With the Bulldogs and the Ducks preparing for the Kickoff Classic, there is a reminder that we can never overstate the importance of the genius of the man behind the concept, which has enabled Georgia’s capital city and event organizers to proclaim that Atlanta is the capital of the football world.
While there may be someone to take exception to that notion, it is a fact that much of what the Atlanta sports scene is today was brought about by the vision and leadership of Gary Stokan. He has often needed to be a juggler to manage the multiple hats he wears during the year and has worn throughout his accomplished career.
He has been around and can get things done as well as anybody who has ever called Atlanta home. As a kid growing up in Pittsburgh during the safe inner-city times of the sixties, he had the good fortune of living on a hill with a park at the bottom of the neighborhood. He played there in the afternoons after school. In summer, he left following breakfast and did not return home until his mother sent for him at suppertime: Football, basketball, and baseball. Whatever was in season. That is where he developed a requited love with sports that would endure.
While he was enraptured with all sports, basketball became his ticket to a college scholarship via a walk-on opportunity at N. C. State and, more importantly, a degree in business management. Initially, he planned to coach and teach but was bothered by some things he saw going on in basketball recruiting. He chose a different career path.
This is a man who, at the age of 24, was negotiating shoe contracts with basketball royalty: Larry Bird, Magic Johnson, and Michel Jordan. At age 29, he represented Converse when the company signed Johnson and Bird in the same year for $500,000 each but had moved on to Adidas, which had a superior product, its triple striped shoes, but not enough resources to close a deal with Jordan. Nike, facing bankruptcy, gambled on Jordan, whose “Air Jordan” brand sold 126 million pairs of shoes his rookie year, 1986, which made him and Phil Knight instant multi-millionaires.
Stokan had sent a package worth $2.5 million that was acceptable to Jordan, to Germany, but Adidas brass responded that they did not have that kind of money to invest in foreign athletes. Only if the German brass had had an executive with the vision of its rookie salesman. Phil Knight wrote in his book that Nike was hurting financially to the extent that he was having trouble finding a bank to fund the growth of his young company.

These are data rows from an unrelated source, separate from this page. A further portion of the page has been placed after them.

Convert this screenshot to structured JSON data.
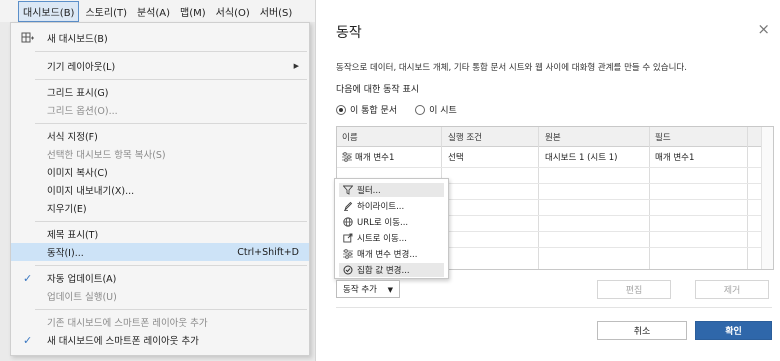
{
  "menubar": {
    "items": [
      "대시보드(B)",
      "스토리(T)",
      "분석(A)",
      "맵(M)",
      "서식(O)",
      "서버(S)"
    ],
    "active": "대시보드(B)"
  },
  "dropdown": {
    "items": [
      {
        "label": "새 대시보드(B)",
        "icon": "new-dashboard-icon"
      },
      {
        "label": "기기 레이아웃(L)",
        "submenu": true
      },
      {
        "label": "그리드 표시(G)"
      },
      {
        "label": "그리드 옵션(O)...",
        "disabled": true
      },
      {
        "label": "서식 지정(F)"
      },
      {
        "label": "선택한 대시보드 항목 복사(S)",
        "disabled": true
      },
      {
        "label": "이미지 복사(C)"
      },
      {
        "label": "이미지 내보내기(X)..."
      },
      {
        "label": "지우기(E)"
      },
      {
        "label": "제목 표시(T)"
      },
      {
        "label": "동작(I)...",
        "shortcut": "Ctrl+Shift+D",
        "highlighted": true
      },
      {
        "label": "자동 업데이트(A)",
        "checked": true
      },
      {
        "label": "업데이트 실행(U)",
        "disabled": true
      },
      {
        "label": "기존 대시보드에 스마트폰 레이아웃 추가",
        "disabled": true
      },
      {
        "label": "새 대시보드에 스마트폰 레이아웃 추가",
        "checked": true
      }
    ]
  },
  "dialog": {
    "title": "동작",
    "close_icon": "×",
    "description": "동작으로 데이터, 대시보드 개체, 기타 통합 문서 시트와 웹 사이에 대화형 관계를 만들 수 있습니다.",
    "for_label": "다음에 대한 동작 표시",
    "radio_options": [
      {
        "label": "이 통합 문서",
        "selected": true
      },
      {
        "label": "이 시트",
        "selected": false
      }
    ],
    "table": {
      "columns": [
        "이름",
        "실행 조건",
        "원본",
        "필드"
      ],
      "rows": [
        [
          "매개 변수1",
          "선택",
          "대시보드 1 (시트 1)",
          "매개 변수1"
        ]
      ]
    },
    "popup_menu": [
      {
        "label": "필터...",
        "icon": "filter-icon",
        "highlighted": true
      },
      {
        "label": "하이라이트...",
        "icon": "highlight-icon"
      },
      {
        "label": "URL로 이동...",
        "icon": "globe-icon"
      },
      {
        "label": "시트로 이동...",
        "icon": "go-to-sheet-icon"
      },
      {
        "label": "매개 변수 변경...",
        "icon": "parameter-icon"
      },
      {
        "label": "집합 값 변경...",
        "icon": "set-icon",
        "highlighted": true
      }
    ],
    "add_button": "동작 추가",
    "edit_button": "편집",
    "remove_button": "제거",
    "cancel_button": "취소",
    "ok_button": "확인"
  },
  "colors": {
    "accent": "#2f67aa",
    "menu_highlight": "#cde3f7",
    "check": "#3a78c2"
  }
}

Knight rolled the dice and gave Jordan his brand, which not only ushered Jordan to extraordinary wealth that move likely kept Knight’s company from insolvency. Nobody ever hit the lottery like Phil Knight when he made Jordan a partner.
When it comes to business, conservatism has its place. You can’t give the store away. On the other hand, bold decisions and creative thinking can enlarge and enhance the coffers. It is obvious that Phil Knight didn’t care if Michael Jordan made as many millions as he did.

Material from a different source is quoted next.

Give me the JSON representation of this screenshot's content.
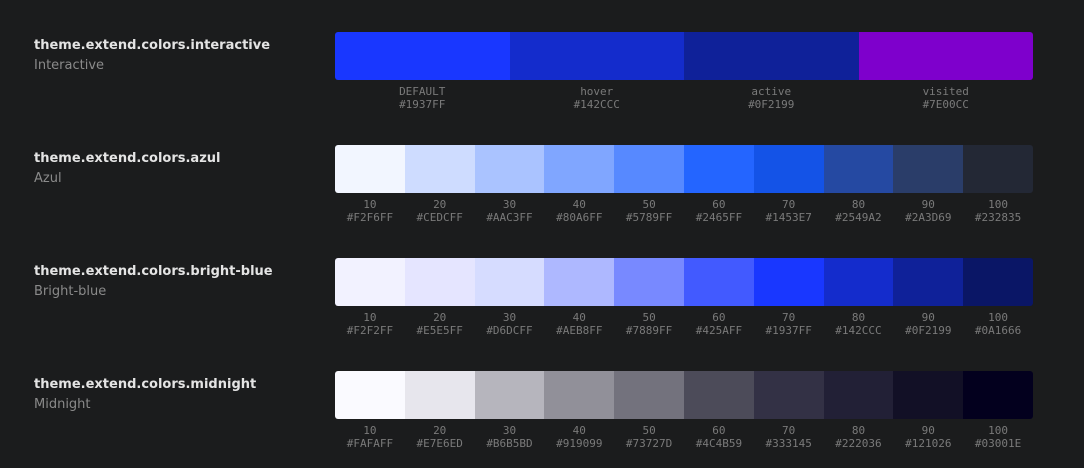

The sporting goods arena was a fruitful experience for Stokan, getting to know coaches and athletes who found his gentlemanly manner, integrity, and square dealing refreshing. There is something else that sets Stokan apart. He has an indefatigable work ethic. In his early days at Converse, he was given to sleeping in his office. He would work past midnight into the wee hours, nap on a cot briefly, arise and take a shower which enabled him to get a couple of hours of uninterrupted work completed before his staff arrived.
This is what has happened on Stokan’s watch since 1999: Under his management, Peach Bowl, Inc. events have generated an economic impact of 1.25 billion dollars and 72.84 million in direct government tax revenue for the city of Atlanta and the state of Georgia; positioned the Chick-fil-A Peach Bowl as one of the best bowl game organizations in the country, making the game one of the New Year’s Six Bowl games in the College Football Playoff; inked contracts with Mercedes-Benz Stadium through 2025 with Chick-fil-A to continue its title sponsorship of both the bowl and the Kickoff Classic.
The Chick-fil-A Bowl has experienced sellouts in 23 of the past 25 years and has distributed 251.3 million dollars in team payouts, and has seen the bowl donate a record $57.9 million to charity. In 2019, Peach Bowl, Inc. donated a record $20 million to Children’s Healthcare of Atlanta, creating the Peach Bowl LegACy Fund to find cures for childhood cancer.
Stokan originated the Kickoff Classic, which has capitalized on the football passion in the Southeast, matching top teams to start the football season, which quickly got network attention. With schools such as Alabama and Georgia, playing brand-named teams to begin the season brought healthy ratings as opposed to traditional openers with no-name directional schools and depressing ratings.
By the time of the Georgia-Oregon kickoff, it is likely that he will have generated another idea or initiative that will enhance the sports financial health of Atlanta and the state, to say nothing of the acclaim that supports the notion that Atlanta is truly the football capital of the world.